I second that thought, but have no suggestion of an obscure book that many people would / should want to read.


message 46: by Eric (new)

Eric Anderson (lonesomereader) Go for The Sympathizer! Go for The Sympathizer!
(I really want to read it)

If you want a more obscure suggestion I would put forward Sophie and the Sibyl by Patricia Duncker. It's a novel with George Eliot as a main character that came out last year and it is SO good! It's available in paperback in both the UK and US as well.


message 47: by Sandy (last edited Jun 21, 2016 07:26AM) (new)

Sandy Eric wrote: "Go for The Sympathizer! Go for The Sympathizer!
(I really want to read it)

If you want a more obscure suggestion I would put forward Sophie and the Sibyl by Patricia Duncker. It's a novel with Geo..."

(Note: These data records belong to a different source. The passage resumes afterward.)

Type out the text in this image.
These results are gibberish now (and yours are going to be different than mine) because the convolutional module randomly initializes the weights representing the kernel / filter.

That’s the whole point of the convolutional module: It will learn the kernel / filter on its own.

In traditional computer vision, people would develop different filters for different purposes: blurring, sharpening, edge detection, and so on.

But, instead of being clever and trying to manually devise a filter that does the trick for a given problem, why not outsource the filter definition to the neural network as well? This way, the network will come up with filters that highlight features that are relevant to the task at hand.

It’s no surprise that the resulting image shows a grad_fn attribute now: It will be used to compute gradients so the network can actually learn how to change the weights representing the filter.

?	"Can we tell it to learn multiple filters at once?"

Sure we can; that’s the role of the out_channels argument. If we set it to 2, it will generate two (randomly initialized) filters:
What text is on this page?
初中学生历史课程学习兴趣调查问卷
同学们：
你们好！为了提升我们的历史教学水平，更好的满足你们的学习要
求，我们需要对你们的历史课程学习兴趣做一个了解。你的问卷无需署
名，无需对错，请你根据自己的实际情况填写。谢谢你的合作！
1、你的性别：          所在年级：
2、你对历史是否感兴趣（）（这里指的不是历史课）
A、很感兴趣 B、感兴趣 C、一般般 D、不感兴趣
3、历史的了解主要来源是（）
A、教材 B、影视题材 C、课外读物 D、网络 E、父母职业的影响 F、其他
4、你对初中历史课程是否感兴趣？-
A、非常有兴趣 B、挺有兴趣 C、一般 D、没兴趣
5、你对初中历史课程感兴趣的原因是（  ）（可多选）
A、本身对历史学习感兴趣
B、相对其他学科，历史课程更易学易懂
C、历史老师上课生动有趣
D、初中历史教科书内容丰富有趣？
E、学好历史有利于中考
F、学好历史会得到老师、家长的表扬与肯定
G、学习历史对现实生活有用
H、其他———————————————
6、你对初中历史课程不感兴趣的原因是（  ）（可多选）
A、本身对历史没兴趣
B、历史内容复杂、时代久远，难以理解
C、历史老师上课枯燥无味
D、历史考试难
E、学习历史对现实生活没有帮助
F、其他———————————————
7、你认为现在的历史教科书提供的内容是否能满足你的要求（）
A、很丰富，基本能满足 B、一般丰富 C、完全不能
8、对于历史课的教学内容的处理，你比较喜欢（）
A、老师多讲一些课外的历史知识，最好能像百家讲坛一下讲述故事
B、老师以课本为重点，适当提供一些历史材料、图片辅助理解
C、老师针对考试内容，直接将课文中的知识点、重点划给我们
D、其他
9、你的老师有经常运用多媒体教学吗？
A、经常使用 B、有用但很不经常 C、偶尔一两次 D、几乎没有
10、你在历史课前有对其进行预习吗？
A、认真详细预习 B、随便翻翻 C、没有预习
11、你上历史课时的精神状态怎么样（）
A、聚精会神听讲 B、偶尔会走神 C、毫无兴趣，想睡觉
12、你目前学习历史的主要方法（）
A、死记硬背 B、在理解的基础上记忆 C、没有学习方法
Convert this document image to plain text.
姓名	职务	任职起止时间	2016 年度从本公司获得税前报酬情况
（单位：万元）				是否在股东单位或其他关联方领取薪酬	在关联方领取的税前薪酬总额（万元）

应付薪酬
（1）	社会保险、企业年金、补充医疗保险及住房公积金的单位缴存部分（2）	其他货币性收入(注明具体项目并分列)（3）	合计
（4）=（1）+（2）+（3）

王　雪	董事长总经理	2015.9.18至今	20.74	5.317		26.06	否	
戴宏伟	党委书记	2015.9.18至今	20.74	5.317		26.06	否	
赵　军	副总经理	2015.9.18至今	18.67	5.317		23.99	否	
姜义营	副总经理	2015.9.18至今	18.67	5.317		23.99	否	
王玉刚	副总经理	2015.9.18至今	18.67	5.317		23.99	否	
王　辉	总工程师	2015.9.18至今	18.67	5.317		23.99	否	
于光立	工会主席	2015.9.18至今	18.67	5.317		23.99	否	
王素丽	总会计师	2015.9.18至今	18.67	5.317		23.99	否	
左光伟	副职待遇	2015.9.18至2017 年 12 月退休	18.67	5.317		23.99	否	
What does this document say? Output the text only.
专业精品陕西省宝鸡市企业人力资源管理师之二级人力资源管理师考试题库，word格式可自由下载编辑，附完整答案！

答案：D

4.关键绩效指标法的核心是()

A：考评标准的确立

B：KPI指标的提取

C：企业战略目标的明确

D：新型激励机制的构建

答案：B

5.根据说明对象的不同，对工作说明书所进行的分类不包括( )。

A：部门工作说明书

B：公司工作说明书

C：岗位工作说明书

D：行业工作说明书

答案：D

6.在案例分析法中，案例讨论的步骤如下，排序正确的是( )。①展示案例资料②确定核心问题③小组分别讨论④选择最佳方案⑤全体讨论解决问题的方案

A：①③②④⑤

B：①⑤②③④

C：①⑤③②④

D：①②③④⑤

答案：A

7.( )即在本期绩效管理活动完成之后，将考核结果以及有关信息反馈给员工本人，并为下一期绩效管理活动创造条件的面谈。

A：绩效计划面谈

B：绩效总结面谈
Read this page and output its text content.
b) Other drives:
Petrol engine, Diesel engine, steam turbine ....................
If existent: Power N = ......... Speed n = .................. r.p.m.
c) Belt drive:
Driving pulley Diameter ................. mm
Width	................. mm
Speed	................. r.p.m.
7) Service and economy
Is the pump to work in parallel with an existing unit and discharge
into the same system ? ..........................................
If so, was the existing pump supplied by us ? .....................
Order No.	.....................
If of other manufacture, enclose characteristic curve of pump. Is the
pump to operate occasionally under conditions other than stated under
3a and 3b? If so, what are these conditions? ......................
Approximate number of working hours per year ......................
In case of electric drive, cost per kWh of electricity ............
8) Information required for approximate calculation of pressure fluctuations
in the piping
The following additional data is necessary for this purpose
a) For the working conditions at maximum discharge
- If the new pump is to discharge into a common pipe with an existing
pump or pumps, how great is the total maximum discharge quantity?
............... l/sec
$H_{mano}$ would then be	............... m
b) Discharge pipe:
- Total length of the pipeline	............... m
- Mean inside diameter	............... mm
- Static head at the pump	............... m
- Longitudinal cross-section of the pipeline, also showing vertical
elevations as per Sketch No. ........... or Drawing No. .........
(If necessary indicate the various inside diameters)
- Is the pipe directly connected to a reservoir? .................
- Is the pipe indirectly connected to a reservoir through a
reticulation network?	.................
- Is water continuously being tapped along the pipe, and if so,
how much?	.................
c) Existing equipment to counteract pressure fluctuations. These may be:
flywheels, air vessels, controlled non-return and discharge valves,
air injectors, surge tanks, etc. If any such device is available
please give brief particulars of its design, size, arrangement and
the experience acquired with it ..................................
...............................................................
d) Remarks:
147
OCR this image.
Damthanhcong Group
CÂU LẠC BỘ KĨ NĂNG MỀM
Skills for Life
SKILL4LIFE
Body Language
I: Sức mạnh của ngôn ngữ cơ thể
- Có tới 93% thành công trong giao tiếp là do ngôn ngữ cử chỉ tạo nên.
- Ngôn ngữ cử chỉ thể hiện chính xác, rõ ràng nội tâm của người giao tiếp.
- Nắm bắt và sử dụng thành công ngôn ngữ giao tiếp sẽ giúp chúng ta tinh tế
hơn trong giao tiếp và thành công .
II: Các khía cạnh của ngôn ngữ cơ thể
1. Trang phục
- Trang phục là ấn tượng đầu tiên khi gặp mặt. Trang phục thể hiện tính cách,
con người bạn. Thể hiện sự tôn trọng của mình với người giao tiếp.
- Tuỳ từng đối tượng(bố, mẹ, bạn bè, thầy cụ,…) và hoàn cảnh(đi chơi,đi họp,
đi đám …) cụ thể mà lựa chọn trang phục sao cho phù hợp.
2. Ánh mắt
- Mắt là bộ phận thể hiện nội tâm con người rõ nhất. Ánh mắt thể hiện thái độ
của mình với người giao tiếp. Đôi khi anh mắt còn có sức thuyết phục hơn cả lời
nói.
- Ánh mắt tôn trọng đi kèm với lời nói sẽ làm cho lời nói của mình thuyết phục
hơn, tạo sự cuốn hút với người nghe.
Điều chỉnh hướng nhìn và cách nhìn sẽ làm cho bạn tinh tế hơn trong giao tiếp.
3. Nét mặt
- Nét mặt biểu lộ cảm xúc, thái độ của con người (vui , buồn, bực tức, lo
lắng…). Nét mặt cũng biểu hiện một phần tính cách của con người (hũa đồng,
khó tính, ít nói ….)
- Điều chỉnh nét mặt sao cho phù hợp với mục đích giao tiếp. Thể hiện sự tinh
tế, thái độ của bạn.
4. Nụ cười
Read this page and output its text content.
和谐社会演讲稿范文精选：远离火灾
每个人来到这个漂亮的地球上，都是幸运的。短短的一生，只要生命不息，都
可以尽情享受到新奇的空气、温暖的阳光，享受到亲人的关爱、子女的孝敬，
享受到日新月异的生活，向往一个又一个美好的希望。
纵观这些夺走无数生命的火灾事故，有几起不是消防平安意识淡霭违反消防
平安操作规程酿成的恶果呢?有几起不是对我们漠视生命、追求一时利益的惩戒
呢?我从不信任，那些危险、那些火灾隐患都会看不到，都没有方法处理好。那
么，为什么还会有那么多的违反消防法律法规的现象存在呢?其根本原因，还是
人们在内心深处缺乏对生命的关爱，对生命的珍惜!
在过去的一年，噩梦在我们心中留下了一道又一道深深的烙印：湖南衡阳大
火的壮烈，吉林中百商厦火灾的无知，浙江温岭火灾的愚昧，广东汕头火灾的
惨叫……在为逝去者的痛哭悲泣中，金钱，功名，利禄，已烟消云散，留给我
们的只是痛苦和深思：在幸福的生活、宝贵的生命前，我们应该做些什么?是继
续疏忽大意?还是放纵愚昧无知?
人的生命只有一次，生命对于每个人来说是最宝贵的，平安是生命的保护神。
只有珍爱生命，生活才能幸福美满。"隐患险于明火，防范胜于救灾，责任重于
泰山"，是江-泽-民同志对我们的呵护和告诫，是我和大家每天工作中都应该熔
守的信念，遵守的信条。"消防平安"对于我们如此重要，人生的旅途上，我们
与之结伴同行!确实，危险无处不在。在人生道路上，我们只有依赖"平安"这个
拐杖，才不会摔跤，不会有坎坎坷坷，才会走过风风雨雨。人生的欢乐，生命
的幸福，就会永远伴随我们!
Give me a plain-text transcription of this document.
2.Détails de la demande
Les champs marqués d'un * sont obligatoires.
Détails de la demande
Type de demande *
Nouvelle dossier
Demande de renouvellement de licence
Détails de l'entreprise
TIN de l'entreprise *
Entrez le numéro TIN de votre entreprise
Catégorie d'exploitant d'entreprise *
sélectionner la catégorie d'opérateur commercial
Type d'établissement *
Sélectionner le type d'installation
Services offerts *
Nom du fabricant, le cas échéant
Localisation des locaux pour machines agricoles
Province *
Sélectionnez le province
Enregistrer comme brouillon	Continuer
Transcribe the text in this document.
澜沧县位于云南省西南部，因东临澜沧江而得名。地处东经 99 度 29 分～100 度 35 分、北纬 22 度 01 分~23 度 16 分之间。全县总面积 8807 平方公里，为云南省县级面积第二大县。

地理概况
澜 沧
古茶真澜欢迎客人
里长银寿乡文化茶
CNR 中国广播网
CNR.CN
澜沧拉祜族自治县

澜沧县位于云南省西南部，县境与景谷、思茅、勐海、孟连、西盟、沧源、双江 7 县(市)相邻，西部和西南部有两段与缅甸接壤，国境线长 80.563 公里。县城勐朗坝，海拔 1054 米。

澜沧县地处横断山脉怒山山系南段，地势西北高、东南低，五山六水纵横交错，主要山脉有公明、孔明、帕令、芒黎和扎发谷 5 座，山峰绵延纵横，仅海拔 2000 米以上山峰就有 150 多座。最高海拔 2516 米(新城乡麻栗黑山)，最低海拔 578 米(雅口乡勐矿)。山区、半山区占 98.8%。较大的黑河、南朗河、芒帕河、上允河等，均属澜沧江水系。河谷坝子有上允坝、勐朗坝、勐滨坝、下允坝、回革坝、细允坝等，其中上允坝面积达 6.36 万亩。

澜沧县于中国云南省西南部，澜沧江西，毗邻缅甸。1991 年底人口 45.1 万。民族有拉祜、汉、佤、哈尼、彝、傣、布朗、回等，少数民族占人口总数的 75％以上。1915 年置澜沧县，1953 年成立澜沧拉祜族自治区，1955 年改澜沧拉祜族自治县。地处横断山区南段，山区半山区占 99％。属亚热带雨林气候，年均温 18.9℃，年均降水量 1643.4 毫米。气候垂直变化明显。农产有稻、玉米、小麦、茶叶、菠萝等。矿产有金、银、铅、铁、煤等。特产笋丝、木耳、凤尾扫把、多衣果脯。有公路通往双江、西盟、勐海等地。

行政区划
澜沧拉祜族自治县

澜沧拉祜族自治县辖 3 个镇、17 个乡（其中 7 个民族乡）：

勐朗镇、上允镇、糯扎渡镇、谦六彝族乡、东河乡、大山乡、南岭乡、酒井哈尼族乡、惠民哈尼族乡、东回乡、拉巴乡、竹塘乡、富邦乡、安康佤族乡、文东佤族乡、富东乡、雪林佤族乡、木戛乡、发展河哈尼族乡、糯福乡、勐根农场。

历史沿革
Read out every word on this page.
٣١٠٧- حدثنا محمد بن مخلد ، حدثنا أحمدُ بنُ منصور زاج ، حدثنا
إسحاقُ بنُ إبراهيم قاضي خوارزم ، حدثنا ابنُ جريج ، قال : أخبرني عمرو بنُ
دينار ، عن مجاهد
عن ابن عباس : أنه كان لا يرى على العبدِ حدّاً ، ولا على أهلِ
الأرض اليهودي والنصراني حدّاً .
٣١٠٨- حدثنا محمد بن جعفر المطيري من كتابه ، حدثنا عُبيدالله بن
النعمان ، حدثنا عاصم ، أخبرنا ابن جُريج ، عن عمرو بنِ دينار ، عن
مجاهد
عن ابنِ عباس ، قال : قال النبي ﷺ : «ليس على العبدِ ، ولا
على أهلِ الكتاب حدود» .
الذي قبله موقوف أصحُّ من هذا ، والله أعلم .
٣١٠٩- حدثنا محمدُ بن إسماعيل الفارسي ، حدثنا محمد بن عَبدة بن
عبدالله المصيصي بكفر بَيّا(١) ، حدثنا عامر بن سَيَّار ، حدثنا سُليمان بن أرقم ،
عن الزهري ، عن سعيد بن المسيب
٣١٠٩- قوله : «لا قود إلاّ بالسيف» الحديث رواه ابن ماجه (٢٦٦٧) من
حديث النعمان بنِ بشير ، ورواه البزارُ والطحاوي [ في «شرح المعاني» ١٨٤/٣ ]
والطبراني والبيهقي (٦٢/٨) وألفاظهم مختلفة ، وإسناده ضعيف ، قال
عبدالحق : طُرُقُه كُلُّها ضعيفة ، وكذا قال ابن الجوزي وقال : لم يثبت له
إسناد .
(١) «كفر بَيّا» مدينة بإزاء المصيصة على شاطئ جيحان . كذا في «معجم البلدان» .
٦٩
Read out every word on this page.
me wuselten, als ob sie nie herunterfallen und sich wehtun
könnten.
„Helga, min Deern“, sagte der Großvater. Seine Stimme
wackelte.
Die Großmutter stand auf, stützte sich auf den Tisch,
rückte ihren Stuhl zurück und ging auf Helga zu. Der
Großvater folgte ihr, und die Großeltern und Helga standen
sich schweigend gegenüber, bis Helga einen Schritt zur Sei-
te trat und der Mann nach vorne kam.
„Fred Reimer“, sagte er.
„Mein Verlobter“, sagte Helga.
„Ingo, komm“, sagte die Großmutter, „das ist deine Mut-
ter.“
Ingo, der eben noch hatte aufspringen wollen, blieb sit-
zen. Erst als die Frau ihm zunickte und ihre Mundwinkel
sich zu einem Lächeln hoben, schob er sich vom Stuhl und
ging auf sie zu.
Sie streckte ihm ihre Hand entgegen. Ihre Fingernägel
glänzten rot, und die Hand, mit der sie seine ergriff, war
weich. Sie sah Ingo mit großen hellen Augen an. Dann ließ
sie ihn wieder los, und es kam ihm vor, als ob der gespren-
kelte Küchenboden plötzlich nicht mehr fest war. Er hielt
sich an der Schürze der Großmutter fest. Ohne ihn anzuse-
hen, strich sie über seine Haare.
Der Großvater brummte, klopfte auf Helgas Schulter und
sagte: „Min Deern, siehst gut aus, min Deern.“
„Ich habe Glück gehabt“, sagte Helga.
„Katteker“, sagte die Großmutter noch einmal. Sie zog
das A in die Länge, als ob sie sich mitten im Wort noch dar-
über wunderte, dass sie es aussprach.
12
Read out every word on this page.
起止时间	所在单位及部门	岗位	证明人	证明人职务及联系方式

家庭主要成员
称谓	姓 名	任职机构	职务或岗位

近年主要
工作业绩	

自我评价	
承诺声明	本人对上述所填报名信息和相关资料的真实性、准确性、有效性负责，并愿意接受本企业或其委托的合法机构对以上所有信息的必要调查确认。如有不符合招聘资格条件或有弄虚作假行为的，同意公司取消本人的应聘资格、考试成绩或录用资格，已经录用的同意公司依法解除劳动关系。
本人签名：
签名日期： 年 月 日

I suppose its not obscure (see my earlier comment) but The Sympathizer was not on my TBR before this thread and it sounds really good. So, to me, it is (was) obscure.

American Housewife is loaded onto my ipod so I'll vote for that one a well.


message 48: by Thomas (new)

Thomas (thomasathogglestock) | 251 comments Jenny (Reading Envy) wrote: "I can't help but thinking, wishing, it could be something a little more obscure rather than the books people are likely all already reading. I am probably in the minority!"

I would agree with that. Do you have suggestions? We only need to make sure it isn't too obscure to obtain.


message 49: by Thomas (new)

Thomas (thomasathogglestock) | 251 comments Russell wrote: "Thomas wrote: "Russell, I was just looking into The Sympathizer yesterday for the read along. Are you talking about James Agee's A Death in the Family?"

Yes - My friend recommended it and said it ..."


I haven't read it, but the prose poem that opens the book was my inspiration for my original blog title (My Porch). And Samuel Barber set it to music.


Jenny (Reading Envy) (readingenvy) | 64 comments Thomas wrote: "I would agree with that. Do you have suggestions? We only need to make sure it isn't too obscure to obtain.
."

Nope! Haha. I'll look through my to read list shortly. I was hoping someone would think of the perfect title fitting that criteria.